Kaosun Uzun Süre Devam Etmesi: Birçok işyerinin kapalı olduğu ülkede kaosun uzun süre devam etmesi durumunda gıda başta olmak üzere halkın temel ihtiyaçlarını karşılaması sıkıntıya düşebilir. Ayrıca salgın şartlarının devam ettiği bu zaman diliminde çeşitli sektörlerde üretimin sekteye uğratılması Kazakistan ekonomisine ciddi zarar verebilir. TDÖ’nün bu duruma hazırlıklı olması son derece önem arz etmektedir. Asker gönderenlerin yiyecek göndermeyecekleri çok iyi bilinmelidir.
Halkın Beklentilerinin Dikkate Alınmaması: Halkın beklentilerinin dikkate alınmadan eylemlere karışanların daha baştan terörist ilan edilmeleri, yeni bir sosyal patlamaya neden olabilir. Bu süreçte demokratik süreçlerin işletilerek şiddete bulaşmamış göstericilerin istekleri dikkate alınarak çözüm yolları aranmalıdır.
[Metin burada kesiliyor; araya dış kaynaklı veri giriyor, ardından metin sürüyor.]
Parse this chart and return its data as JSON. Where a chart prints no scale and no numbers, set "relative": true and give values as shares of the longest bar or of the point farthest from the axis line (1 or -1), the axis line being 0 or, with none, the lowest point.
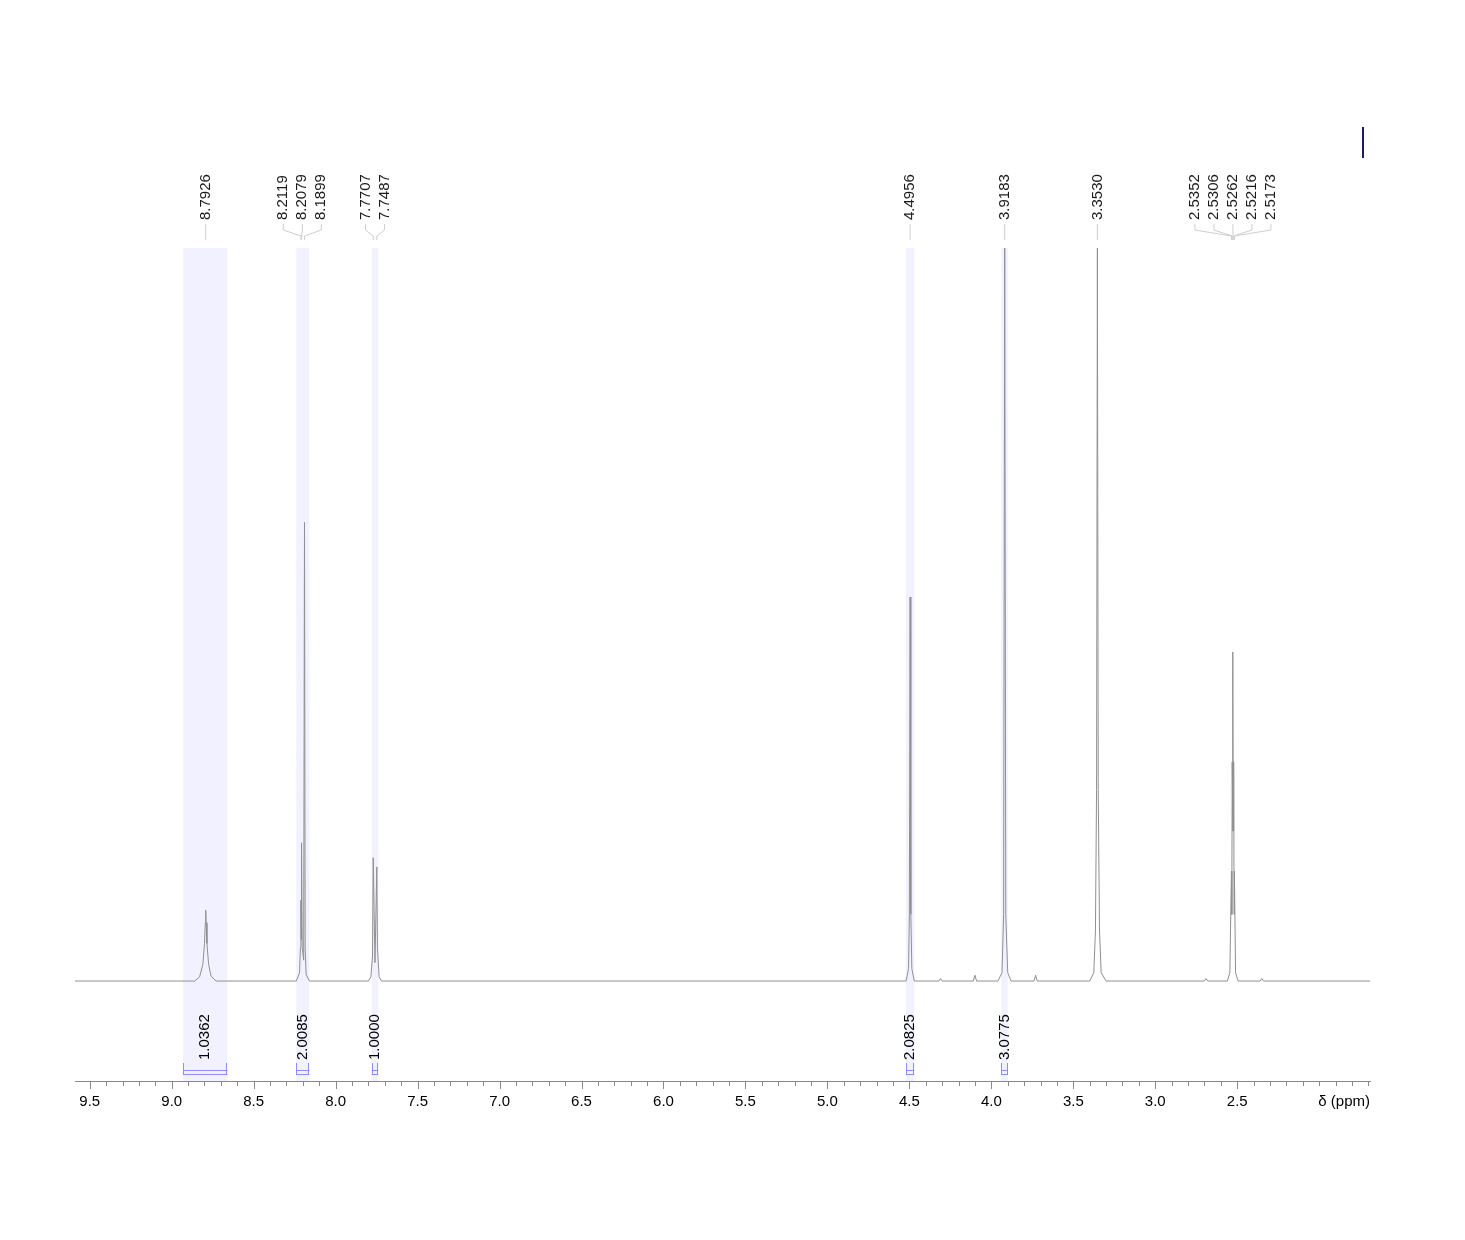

Olayların Özbekistan Başta Olmak Üzere Diğer Bölge Ülkelerine Sirayet Etmesi: Benzer siyasi süreçleri yaşamış veya yaşamakta olan diğer bölge ülkelerine bu olayların sirayet etmesi hem bölge hem de Türk Dünyası açısından onarılamaz sonuçlar doğurabilecektir. Böyle bir durum, Kazakistan’daki eylemlerin de kısa sürede kontrol altına alınabilmesini güçleştirecektir.
Sonuç olarak; Kazakistan’da yaşanan olayları gerçek nedenlerinden bağımsız olarak tali nedenlere dayandırarak okumak, Kazakistan’a ve Kazakistan’ın dostlarına fayda sağlamayacağı gibi sorunun çözümüne katkı da sunmayacaktır. Kazak halkı vatan sevgisi üst düzeyde olan bir halk olup, bağımsız bir ülkeye sahip olabilmenin değerinin bilincindedir. Yaşadıkları sosyo-ekonomik zorluklar nedeniyle ortaya çıkan eylemlerden ülkelerinin daha fazla zarar görmesine müsaade etmeyecek ferasete sahiptirler. Burada esas görev mevcut yöneticilere düşmektedir. Yaşananlardan ders çıkarıp gereken önlemleri alarak Kazak halkının haykırışlarına kulak vermek, onların hem Kazakistan vatandaşlarına hem de tüm Türk halklarına olan tarihsel sorumluluğudur.